Honselersdijk 10.01.2016 – Ik schrijf deze brief aan een leuk, lief en sportief jongetje. Blonde stekeltjes en met een mooie, stevige fiets.
Ik zag je vanvrijdagavond op die fiets, met je sporttas achterop. Je was alleen en even in je eigen wereldje. Nee, geen telefoon of muziek in je oren. Gewoon, netjes met je twee handen aan het stuur. Licht voor en achter aan. Netjes op het fietspad, waarschijnlijk ietsje te laat naar huis? Je zat misschien met je leuke blonde kop in gedachten aan wat je je ouders zou vertellen waarom je wat later van sporttraining was. En je kunt alles nog navertellen.
Je kan morgenochtend nog vertellen hoe erg je schrok, toen je pardoes door het rode licht reed. Je kunt vertellen dat de twee mensen en de hond in hun gordels hingen. Dat je zag hoe er spullen door de auto vlogen. Ook kun je vertellen dat de man al richting het fietspad, dus weg van jou, stuurde. Richting een grote lantaarnpaal. Maar vertel dan ook dat je vergat te remmen en toch doorreed. De man toeterde, remde en stuurde. De vrouw naast de man gilde met haar hand voor haar mond. Zelfs de auto schrok, want die deed raar en er klonk een piepertje in de auto.
Ik schrijf deze brief, uren later. Ik zag je in een flits van links komen, toen ik met redelijke snelheid doorreed bij een groen verkeerslicht. Er is iets met mij aan de hand, waardoor ik nogal veel om me heen kijk en een hoop dingen zie, die anderen pas later zien. Ik zag je koplamp, blond jongetje en in combinatie met mijn groene verkeerslicht ging er een belletje rinkelen in mijn hoofd. Ondanks dat er voor me geen verkeer reed en ik op kon schakelen naar 60 km/u, wachtte ik daarmee. Daardoor kon ik uitwijken, remmen en toeteren. En meer, want in mijn hoofd rekende ik ook al uit hoe ik je het minst zou kunnen verwonden. Hoe je zo veilig mogelijk op mijn, relatief zachte motorkap zou belanden. Ik keek in mijn binnenspiegel voor verkeer achter mij, wat jou verder zou kunnen aanrijden. Maar ik zag mijn hond, veilig dat wel, in zijn gordel hangen.
Je keek nog even om, geschrokken, maar toch niet helemaal bewust van hoe klein het oog van de naald was, waardoor jij kroop. Je zag de verbijstering en ontzetting niet van de meneer en mevrouw in dat kleine autootje, met die blonde hond op de achterbank. Je fietste door de berm weg van het ogenblik waarop alles voor iedereen anders had kunnen zijn.
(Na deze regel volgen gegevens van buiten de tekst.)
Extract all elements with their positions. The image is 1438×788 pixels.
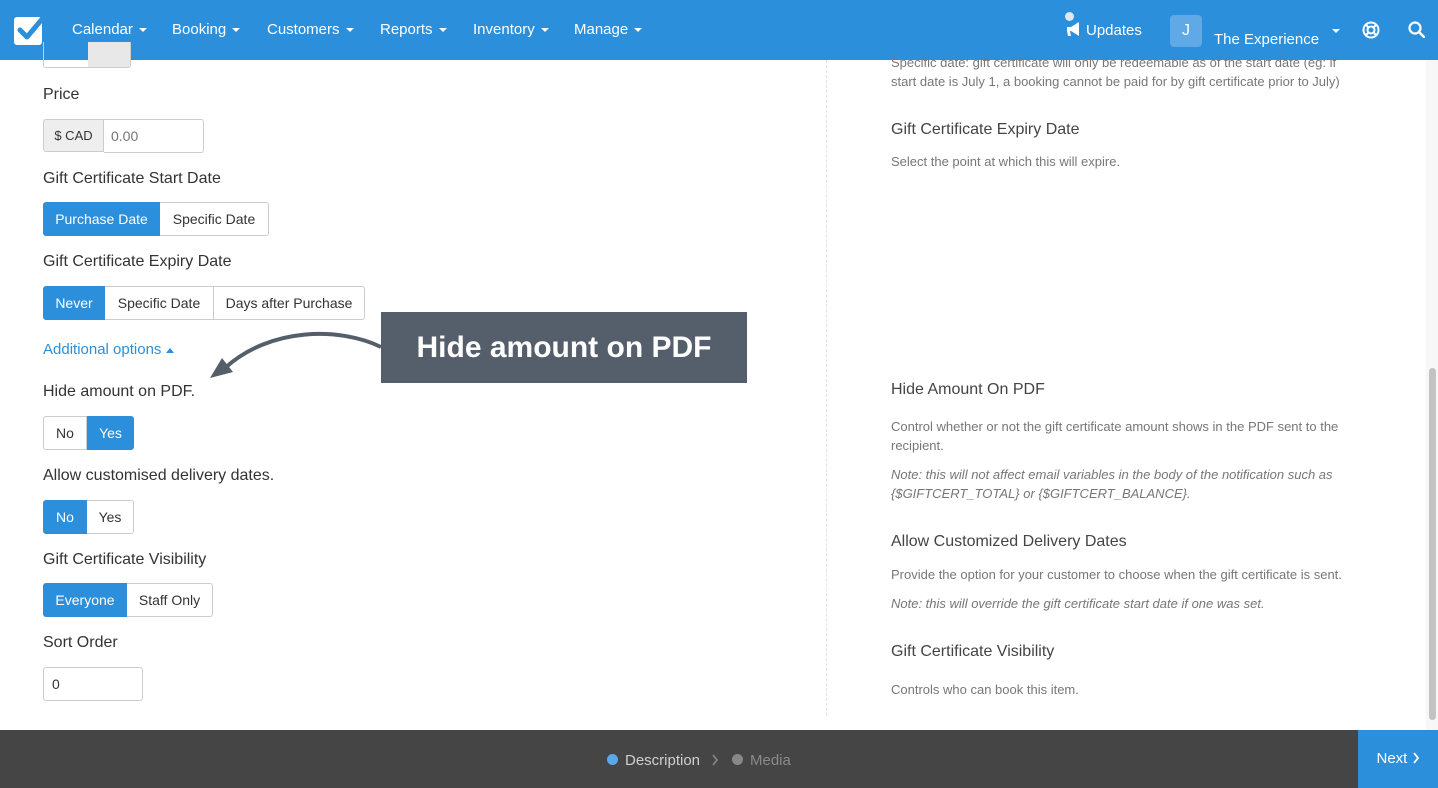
nav-calendar[interactable]: Calendar bbox=[72, 21, 147, 38]
custom-delivery-no-option[interactable]: No bbox=[43, 500, 87, 534]
step-description[interactable]: Description bbox=[625, 752, 700, 769]
visibility-help-title: Gift Certificate Visibility bbox=[891, 643, 1055, 660]
custom-delivery-yes-option[interactable]: Yes bbox=[87, 500, 134, 534]
price-input[interactable] bbox=[104, 119, 204, 153]
updates-label: Updates bbox=[1086, 22, 1142, 39]
top-navbar: Calendar Booking Customers Reports Inven… bbox=[0, 0, 1438, 60]
caret-down-icon bbox=[232, 28, 241, 33]
hide-amount-help-title: Hide Amount On PDF bbox=[891, 381, 1045, 398]
visibility-everyone-option[interactable]: Everyone bbox=[43, 583, 127, 617]
nav-reports-label: Reports bbox=[380, 21, 433, 38]
hide-amount-label: Hide amount on PDF. bbox=[43, 383, 196, 400]
delivery-help-title: Allow Customized Delivery Dates bbox=[891, 533, 1127, 550]
account-name[interactable]: The Experience bbox=[1214, 31, 1319, 48]
caret-down-icon bbox=[138, 28, 147, 33]
search-icon[interactable] bbox=[1408, 21, 1425, 38]
visibility-staff-only-option[interactable]: Staff Only bbox=[127, 583, 213, 617]
caret-up-icon bbox=[166, 347, 175, 353]
currency-addon: $ CAD bbox=[43, 119, 104, 152]
additional-options-toggle[interactable]: Additional options bbox=[43, 341, 175, 358]
expiry-help-text: Select the point at which this will expi… bbox=[891, 154, 1121, 169]
partial-field-above bbox=[43, 42, 131, 68]
hide-amount-help-text: Control whether or not the gift certific… bbox=[891, 419, 1339, 453]
account-caret-icon[interactable] bbox=[1332, 29, 1340, 33]
step-current-dot-icon bbox=[607, 754, 618, 765]
nav-customers[interactable]: Customers bbox=[267, 21, 354, 38]
megaphone-icon bbox=[1067, 22, 1079, 36]
hide-amount-yes-option[interactable]: Yes bbox=[87, 416, 134, 450]
nav-reports[interactable]: Reports bbox=[380, 21, 447, 38]
updates-button[interactable]: Updates bbox=[1066, 21, 1142, 39]
sort-order-label: Sort Order bbox=[43, 634, 118, 651]
nav-booking-label: Booking bbox=[172, 21, 227, 38]
scrollbar-thumb[interactable] bbox=[1429, 368, 1436, 720]
notification-dot bbox=[1065, 12, 1074, 21]
nav-calendar-label: Calendar bbox=[72, 21, 133, 38]
start-date-help-text: Specific date: gift certificate will onl… bbox=[891, 55, 1340, 89]
visibility-label: Gift Certificate Visibility bbox=[43, 551, 207, 568]
nav-manage-label: Manage bbox=[574, 21, 629, 38]
sort-order-input[interactable] bbox=[43, 667, 143, 701]
expiry-help-title: Gift Certificate Expiry Date bbox=[891, 121, 1080, 138]
caret-down-icon bbox=[540, 28, 549, 33]
delivery-help-note: Note: this will override the gift certif… bbox=[891, 596, 1265, 611]
custom-delivery-label: Allow customised delivery dates. bbox=[43, 467, 275, 484]
callout-arrow-icon bbox=[210, 331, 382, 378]
next-label: Next bbox=[1376, 750, 1408, 767]
nav-inventory[interactable]: Inventory bbox=[473, 21, 549, 38]
expiry-days-after-purchase-option[interactable]: Days after Purchase bbox=[214, 286, 365, 320]
expiry-specific-date-option[interactable]: Specific Date bbox=[105, 286, 214, 320]
checkbox-logo-icon[interactable] bbox=[13, 14, 45, 46]
nav-inventory-label: Inventory bbox=[473, 21, 535, 38]
start-date-specific-option[interactable]: Specific Date bbox=[160, 202, 269, 236]
additional-options-label: Additional options bbox=[43, 341, 162, 358]
price-label: Price bbox=[43, 86, 80, 103]
start-date-label: Gift Certificate Start Date bbox=[43, 170, 221, 187]
chevron-right-icon bbox=[712, 754, 719, 766]
hide-amount-no-option[interactable]: No bbox=[43, 416, 87, 450]
expiry-date-label: Gift Certificate Expiry Date bbox=[43, 253, 232, 270]
nav-customers-label: Customers bbox=[267, 21, 340, 38]
column-divider bbox=[826, 60, 827, 716]
start-date-purchase-option[interactable]: Purchase Date bbox=[43, 202, 160, 236]
caret-down-icon bbox=[345, 28, 354, 33]
avatar[interactable]: J bbox=[1170, 15, 1202, 47]
lifebuoy-help-icon[interactable] bbox=[1362, 21, 1380, 39]
caret-down-icon bbox=[438, 28, 447, 33]
next-button[interactable]: Next bbox=[1358, 730, 1438, 788]
chevron-right-icon bbox=[1412, 752, 1419, 764]
step-upcoming-dot-icon bbox=[732, 754, 743, 765]
caret-down-icon bbox=[634, 28, 643, 33]
expiry-never-option[interactable]: Never bbox=[43, 286, 105, 320]
step-media[interactable]: Media bbox=[750, 752, 791, 769]
wizard-footer bbox=[0, 730, 1438, 788]
delivery-help-text: Provide the option for your customer to … bbox=[891, 567, 1342, 582]
visibility-help-text: Controls who can book this item. bbox=[891, 682, 1079, 697]
nav-booking[interactable]: Booking bbox=[172, 21, 241, 38]
nav-manage[interactable]: Manage bbox=[574, 21, 643, 38]
hide-amount-callout: Hide amount on PDF bbox=[381, 312, 747, 383]
hide-amount-help-note: Note: this will not affect email variabl… bbox=[891, 467, 1333, 501]
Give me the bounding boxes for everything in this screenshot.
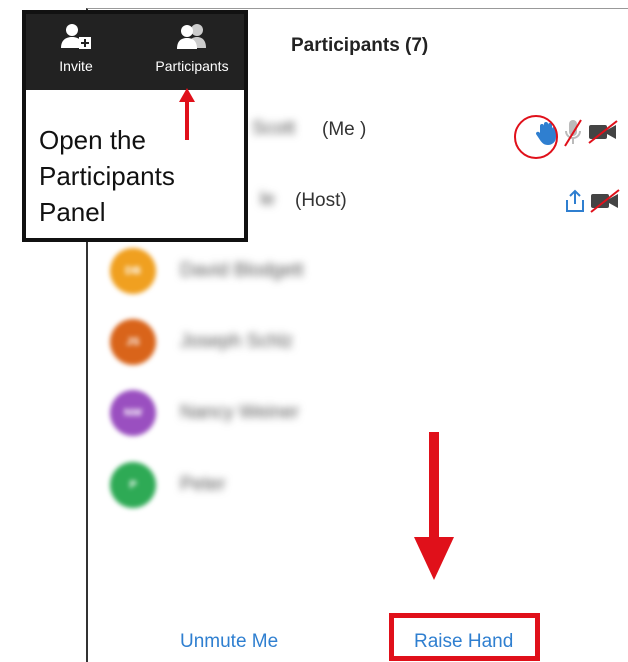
participant-name: Peter [180,474,226,495]
callout-line: Panel [39,197,106,227]
participant-row[interactable]: P Peter [90,462,620,512]
participants-icon [177,24,206,49]
video-off-icon [588,120,618,149]
down-arrow-annotation [414,432,454,580]
participant-name: Nancy Weiner [180,402,299,423]
meeting-toolbar: Invite Participants [26,14,244,90]
participant-suffix: (Me ) [322,119,367,140]
participant-row[interactable]: DB David Blodgett [90,248,620,298]
participant-suffix: (Host) [295,190,347,211]
toolbar-callout: Invite Participants Open the Participant… [22,10,248,242]
participant-row[interactable]: NW Nancy Weiner [90,390,620,440]
raise-hand-highlight-circle [514,115,558,159]
participants-label: Participants [155,58,229,74]
participant-name: le [260,189,275,210]
unmute-me-link[interactable]: Unmute Me [180,631,278,653]
invite-button[interactable]: Invite [48,22,104,74]
callout-instruction: Open the Participants Panel [39,122,239,230]
participant-name: David Blodgett [180,260,304,281]
participant-name: Scott [252,118,296,139]
avatar: NW [110,390,156,436]
share-icon [564,189,586,218]
mic-muted-icon [564,118,582,153]
add-user-icon [61,24,91,49]
participant-row[interactable]: JS Joseph Schlz [90,319,620,369]
video-off-icon [590,189,620,218]
avatar: DB [110,248,156,294]
callout-line: Participants [39,161,175,191]
participants-button[interactable]: Participants [142,22,242,74]
invite-label: Invite [59,58,93,74]
callout-line: Open the [39,125,146,155]
avatar: JS [110,319,156,365]
raise-hand-highlight-box [389,613,540,661]
participant-name: Joseph Schlz [180,331,294,352]
avatar: P [110,462,156,508]
panel-title: Participants (7) [291,35,429,56]
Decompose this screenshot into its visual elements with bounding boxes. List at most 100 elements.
Je fietste weg omdat je bang was voor een grote mond misschien. Je zag de tranen van schrik niet bij die mevrouw, die pas door had wat er gebeurd was toen alles al achter de rug was. En daardoor echt niet minder schrok.
Op twee meter afstand na, had je vanavond bijna je laatste ritje richting huis gemaakt, zonder er ooit levend terecht te zijn gekomen. Op twee seconden na, had het leven van twee volstrekt onbekende mensen nooit meer hetzelfde geworden, als voorheen. In twee seconden deed die meneer dingen, die voor hem wel twintig seconden leken. Sturen, remmen, toeteren, kijken, berekenen, wachten op de klap en het bloed, kijken hoe zijn vrouw het er afbracht en in zijn spiegel kijkend hoe zijn hond in zijn tuig aan de gordel pardoes gelanceerd werd.
Leuk, lief en sportief jongetje. Leef nog lang en gelukkig, maar stop je wel voortaan voor het rode verkeerslicht bij de Dijkweg/Burgemeester Elsenweg? Want de kans dat je ooit nog eens een meneer of mevrouw treft die daar met 50 km/u door een groen verkeerslicht rijden, is zo erg klein. En dat die mensen iets in hun hoofd hebben wat anderen niet hebben en daardoor net iets sneller reageren op onverwachte zaken, is nog veel kleiner.
Die meneer en mevrouw wilden je nog graag even spreken, maar het moment vlak nadat ze je ‘zagen’, hadden ze teveel tranen van schrik en reden ze bijna verdoofd door.
Dag, leuk, lief en sportief jongetje uit Honselersdijk.